Diet soda has been linked to a higher risk of developing type 2 diabetes than regular soda sweetened with an average of 8 teaspoons of sugar per can.
Whether the risk is related to the artificial sweetener aspartame or some other factor, has yet to be determined.
A study of French women, published in the current issue of the American Journal of Clinical Nutrition and an accompanying press release issued Feb. 7 by INSERM, the French National Institute for Health and Medical Research, explains the research.
Previous research has shown that one of the most common sweeteners, aspartame, has a similar effect on blood sugar and insulin levels as the sugar in regular sodas. “Contrary to conventional thinking, the risk of diabetes is higher with ‘light’ beverages compared with ‘regular’ sweetened drinks,”
the National Institute of Health and Medical Research (Inserm) said. Researchers led by Francoise Clavel-Chapelon and Guy Fagherazzi of INSERM evaluated information from over 66,000 middle-aged French women born between 1925 and 1950 over 14 years between 1993 and 2007 to investigate how the choices they made with regard to beverages affected their risk of diabetes. They divided the women into three groups; those who drank regular soda, those who drank artificially sweetened sodas and those who drank only unsweetened fruit juice.
Compared with the group of women who drank only juice women who drank either type of soda had a higher incidence of diabetes.
The increased risk was about a third for those who drank up to 359 millilitres (12 US ounces) of soda per week, and more than double among those who drank up to 603 ml (20 ounces) per week.
Those who drank diet sodas had an even greater risk of developing diabetes than their regular soda-drinking peers. The risk was 15 percent higher for consumption of 500 ml (16.9 ounces) per week, and 59 percent higher for consumption of 1.5 litres (50 ounces) per week.
The study found no increase in diabetes among women who drank only 100-percent fruit juice, compared with non-consumers of sweet beverages, i.e. those who drank only plain water and unsweetened tea and coffee.
The authors noted that women who chose the diet versions of soda tended to drink more of it, around 2.8 glasses a week on average compared to 1.6 glasses by women who drank the regular soda.
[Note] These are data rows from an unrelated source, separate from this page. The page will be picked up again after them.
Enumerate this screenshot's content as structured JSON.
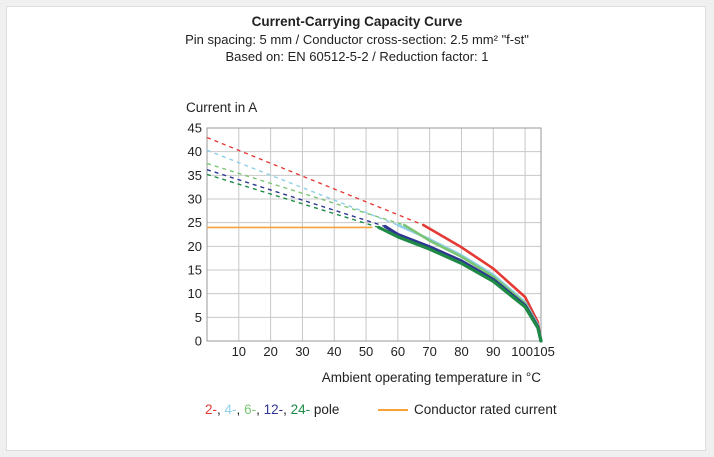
{
  "titles": {
    "line1": "Current-Carrying Capacity Curve",
    "line2": "Pin spacing: 5 mm / Conductor cross-section: 2.5 mm² \"f-st\"",
    "line3": "Based on: EN 60512-5-2 / Reduction factor: 1"
  },
  "legend": {
    "poles": [
      {
        "text": "2-",
        "color": "#e53935"
      },
      {
        "text": ", ",
        "color": "#222222"
      },
      {
        "text": "4-",
        "color": "#8fd0e8"
      },
      {
        "text": ", ",
        "color": "#222222"
      },
      {
        "text": "6-",
        "color": "#7cc576"
      },
      {
        "text": ", ",
        "color": "#222222"
      },
      {
        "text": "12-",
        "color": "#2e3592"
      },
      {
        "text": ", ",
        "color": "#222222"
      },
      {
        "text": "24-",
        "color": "#1e8a46"
      },
      {
        "text": " pole",
        "color": "#222222"
      }
    ],
    "rated_label": "Conductor rated current",
    "rated_color": "#f7a23b"
  },
  "chart_data": {
    "type": "line",
    "ylabel": "Current in A",
    "xlabel": "Ambient operating temperature in °C",
    "xlim": [
      0,
      105
    ],
    "ylim": [
      0,
      45
    ],
    "xticks": [
      10,
      20,
      30,
      40,
      50,
      60,
      70,
      80,
      90,
      100,
      105
    ],
    "yticks": [
      0,
      5,
      10,
      15,
      20,
      25,
      30,
      35,
      40,
      45
    ],
    "grid": true,
    "rated_current": {
      "name": "Conductor rated current",
      "value": 24,
      "x": [
        0,
        52
      ],
      "color": "#f7a23b"
    },
    "series": [
      {
        "pole": "2-",
        "color": "#e53935",
        "width": 2.6,
        "dashed": {
          "x": [
            0,
            68
          ],
          "y": [
            43,
            24.5
          ]
        },
        "x": [
          68,
          80,
          90,
          100,
          104,
          105
        ],
        "y": [
          24.5,
          19.8,
          15.3,
          9.3,
          4.0,
          0
        ]
      },
      {
        "pole": "4-",
        "color": "#8fd0e8",
        "width": 2.6,
        "dashed": {
          "x": [
            0,
            60
          ],
          "y": [
            40.3,
            24.5
          ]
        },
        "x": [
          60,
          70,
          80,
          90,
          100,
          104,
          105
        ],
        "y": [
          24.5,
          21.5,
          18.1,
          14.0,
          8.2,
          3.4,
          0
        ]
      },
      {
        "pole": "6-",
        "color": "#7cc576",
        "width": 2.6,
        "dashed": {
          "x": [
            0,
            62
          ],
          "y": [
            37.5,
            24.5
          ]
        },
        "x": [
          62,
          70,
          80,
          90,
          100,
          104,
          105
        ],
        "y": [
          24.5,
          21.2,
          17.8,
          13.6,
          7.9,
          3.2,
          0
        ]
      },
      {
        "pole": "12-",
        "color": "#2e3592",
        "width": 3.2,
        "dashed": {
          "x": [
            0,
            56
          ],
          "y": [
            36.2,
            24.2
          ]
        },
        "x": [
          56,
          60,
          70,
          80,
          90,
          100,
          104,
          105
        ],
        "y": [
          24.2,
          22.5,
          19.9,
          16.9,
          13.0,
          7.5,
          3.0,
          0
        ]
      },
      {
        "pole": "24-",
        "color": "#1e8a46",
        "width": 3.2,
        "dashed": {
          "x": [
            0,
            54
          ],
          "y": [
            35.2,
            24.0
          ]
        },
        "x": [
          54,
          60,
          70,
          80,
          90,
          100,
          104,
          105
        ],
        "y": [
          24.0,
          22.0,
          19.4,
          16.4,
          12.6,
          7.2,
          2.8,
          0
        ]
      }
    ]
  }
}
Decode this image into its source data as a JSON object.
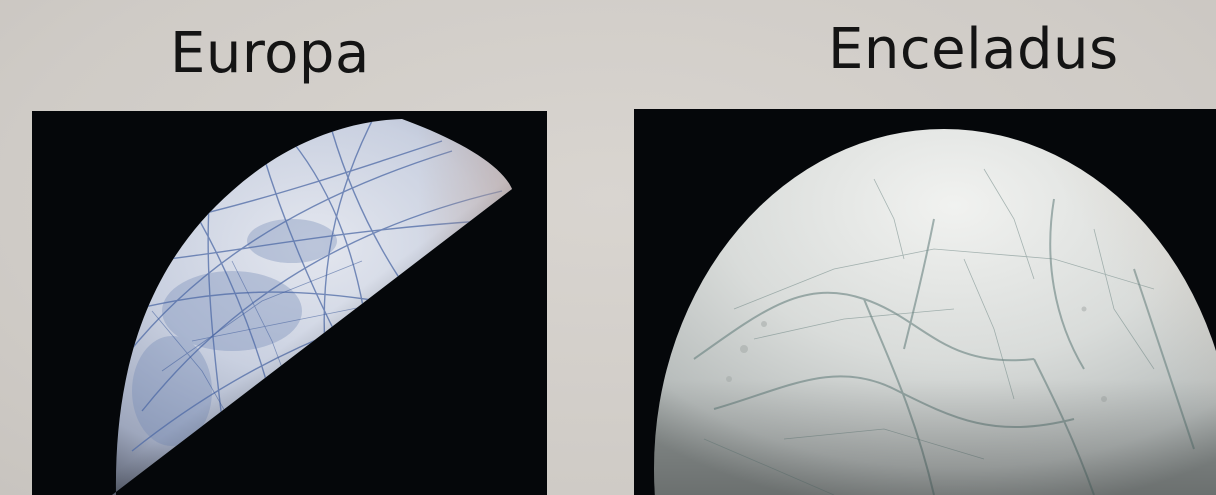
{
  "panels": [
    {
      "name": "Europa",
      "image": "europa-photo"
    },
    {
      "name": "Enceladus",
      "image": "enceladus-photo"
    }
  ],
  "colors": {
    "background": "#d3cfca",
    "space": "#05070a",
    "title": "#141414"
  }
}
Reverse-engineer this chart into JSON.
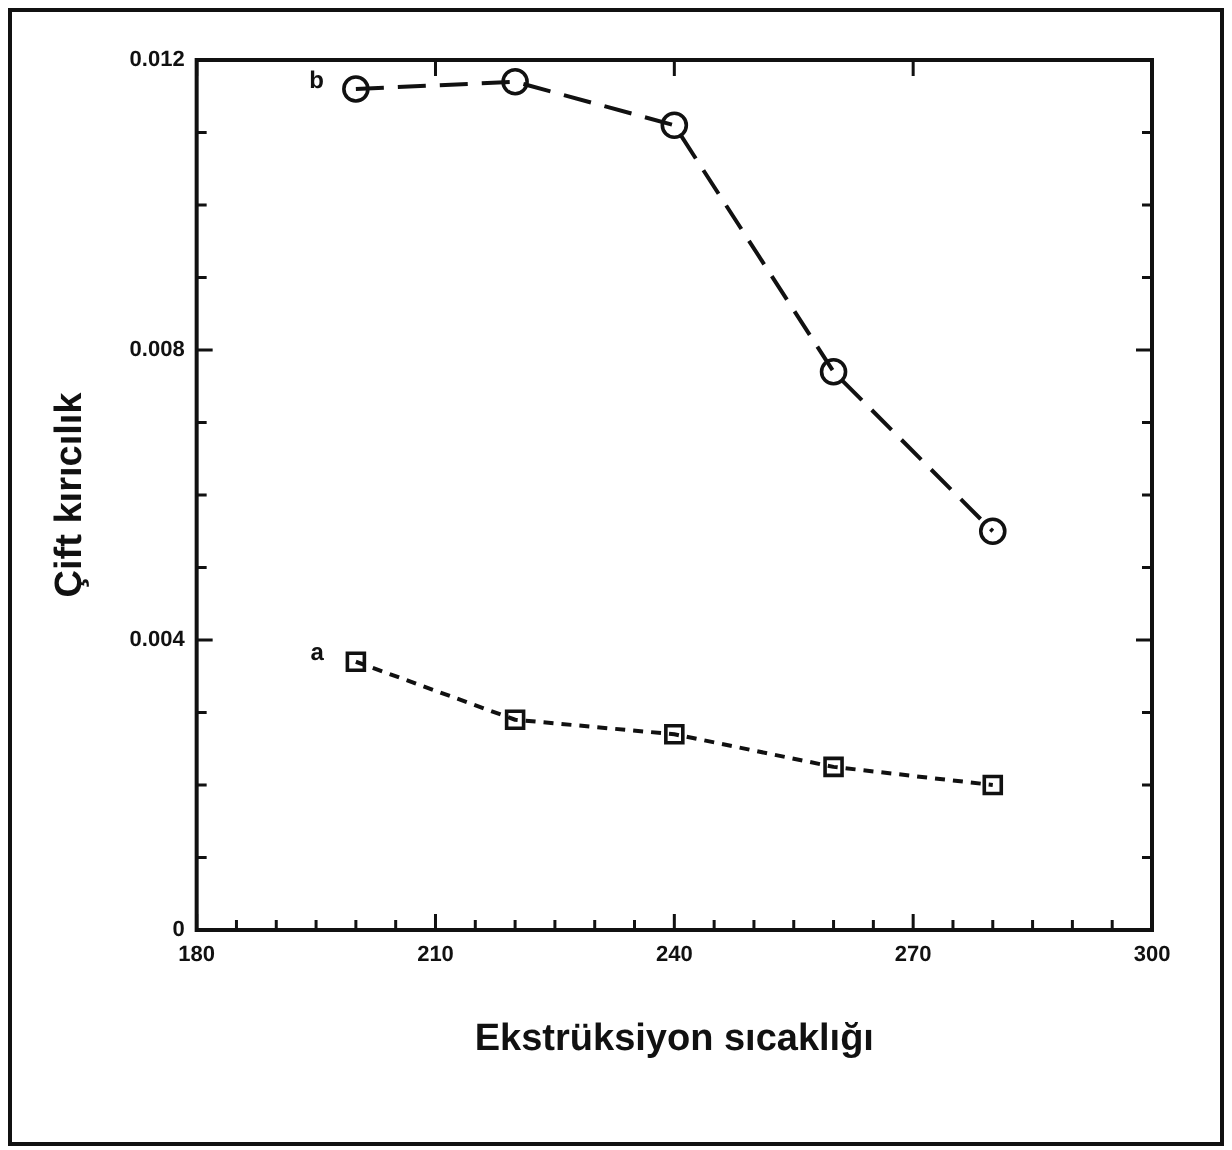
{
  "chart_data": {
    "type": "line",
    "xlabel": "Ekstrüksiyon sıcaklığı",
    "ylabel": "Çift kırıcılık",
    "xlim": [
      180,
      300
    ],
    "xticks": [
      180,
      {
        "value": 185,
        "label": null
      },
      {
        "value": 190,
        "label": null
      },
      {
        "value": 195,
        "label": null
      },
      {
        "value": 200,
        "label": null
      },
      {
        "value": 205,
        "label": null
      },
      210,
      {
        "value": 215,
        "label": null
      },
      {
        "value": 220,
        "label": null
      },
      {
        "value": 225,
        "label": null
      },
      {
        "value": 230,
        "label": null
      },
      {
        "value": 235,
        "label": null
      },
      240,
      {
        "value": 245,
        "label": null
      },
      {
        "value": 250,
        "label": null
      },
      {
        "value": 255,
        "label": null
      },
      {
        "value": 260,
        "label": null
      },
      {
        "value": 265,
        "label": null
      },
      270,
      {
        "value": 275,
        "label": null
      },
      {
        "value": 280,
        "label": null
      },
      {
        "value": 285,
        "label": null
      },
      {
        "value": 290,
        "label": null
      },
      {
        "value": 295,
        "label": null
      },
      300
    ],
    "ylim": [
      0,
      0.012
    ],
    "yticks": [
      0,
      {
        "value": 0.001,
        "label": null
      },
      {
        "value": 0.002,
        "label": null
      },
      {
        "value": 0.003,
        "label": null
      },
      0.004,
      {
        "value": 0.005,
        "label": null
      },
      {
        "value": 0.006,
        "label": null
      },
      {
        "value": 0.007,
        "label": null
      },
      0.008,
      {
        "value": 0.009,
        "label": null
      },
      {
        "value": 0.01,
        "label": null
      },
      {
        "value": 0.011,
        "label": null
      },
      0.012
    ],
    "grid": false,
    "legend": false,
    "series": [
      {
        "name": "b",
        "color": "#111111",
        "marker": "circle",
        "line_style": "dashed",
        "x": [
          200,
          220,
          240,
          260,
          280
        ],
        "values": [
          0.0116,
          0.0117,
          0.0111,
          0.0077,
          0.0055
        ]
      },
      {
        "name": "a",
        "color": "#111111",
        "marker": "square",
        "line_style": "dotted",
        "x": [
          200,
          220,
          240,
          260,
          280
        ],
        "values": [
          0.0037,
          0.0029,
          0.0027,
          0.00225,
          0.002
        ]
      }
    ]
  }
}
When the researchers compared women who drank an equal amount of either soda, they found that the risk of developing diabetes was still greater for women who drank diet sodas.
The study authors admitted that the study was limited and urged that further research be conducted to ascertain whether there was a causal link between artificially sweetened beverages and increased risk of diabetes.
In the press release, the study authors explain some possible mechanisms for how these results might have occurred.
Several mechanisms can explain the increased risk of diabetes associated with high consumption of sweetened soft drinks:
“Firstly, in terms of calories, these drinks are no substitute for solid food because sweet soft drinks are not sufficiently satiating (so the calories in sweet soft drinks are added to the calories in solid food). Furthermore, the sugars contained in sweetened drinks produce an insulin peak reaction and repeated peaks of this kind can result in greater insulin resistance.
“With respect, in particular, to ‘light’ or ‘diet’ drinks, the relationship with diabetes can be explained partially by a greater craving for sugar in general by female consumers of this type of soft drink. Furthermore, aspartame, one of the main artificial sweeteners used today, causes an increase in glycæmia and consequently a rise in the insulin level in comparison to that produced by sucrose.”
“Information on beverage consumption was not updated during the follow-up, and dietary habits may have changed over time,” the paper said.
“We cannot rule out that factors other than ASB (artificially sweetened beverages)… are responsible for the association with diabetes.”
It is also possible that women who choose diet sodas are more likely to have pre-existing metabolic disorders, including obesity, insulin resistance and metabolic syndrome or that other dietary choices may play a role.
The study took into consideration the women’s age and body size, but did not keep close track of their eating habits during the study period and whether their dietary habits changed.
Diabetes is a burgeoning problem for both the developed and developing worlds with 347 million people worldwide having the condition according to the World Health Organisation.
Diabetes is a chronic disease which occurs when either the pancreas does not produce enough insulin to effectively control blood glucose levels or when the body does not respond adequately to the insulin produced.
Type 2 diabetes is associated with the former phenomenon and is frequently associated with excess body weight, overconsumption of calories, inadequate physical activity and stress. Type 1 diabetes is associated with the latter phenomenon and typically occurs during childhood, though rarely it can begin later in life. It requires pharmaceutically manufactured insulin to be injected into the body to replace the insulin that the body should be producing, but isn’t.
Over time, both forms of the disease if inadequately managed can cause damage to nearly every body system including the heart, blood vessels, eyes, kidneys, liver and nerves. The disease is known to increase the risk of heart disease, kidney failure, fatty liver disease, stroke and blindness.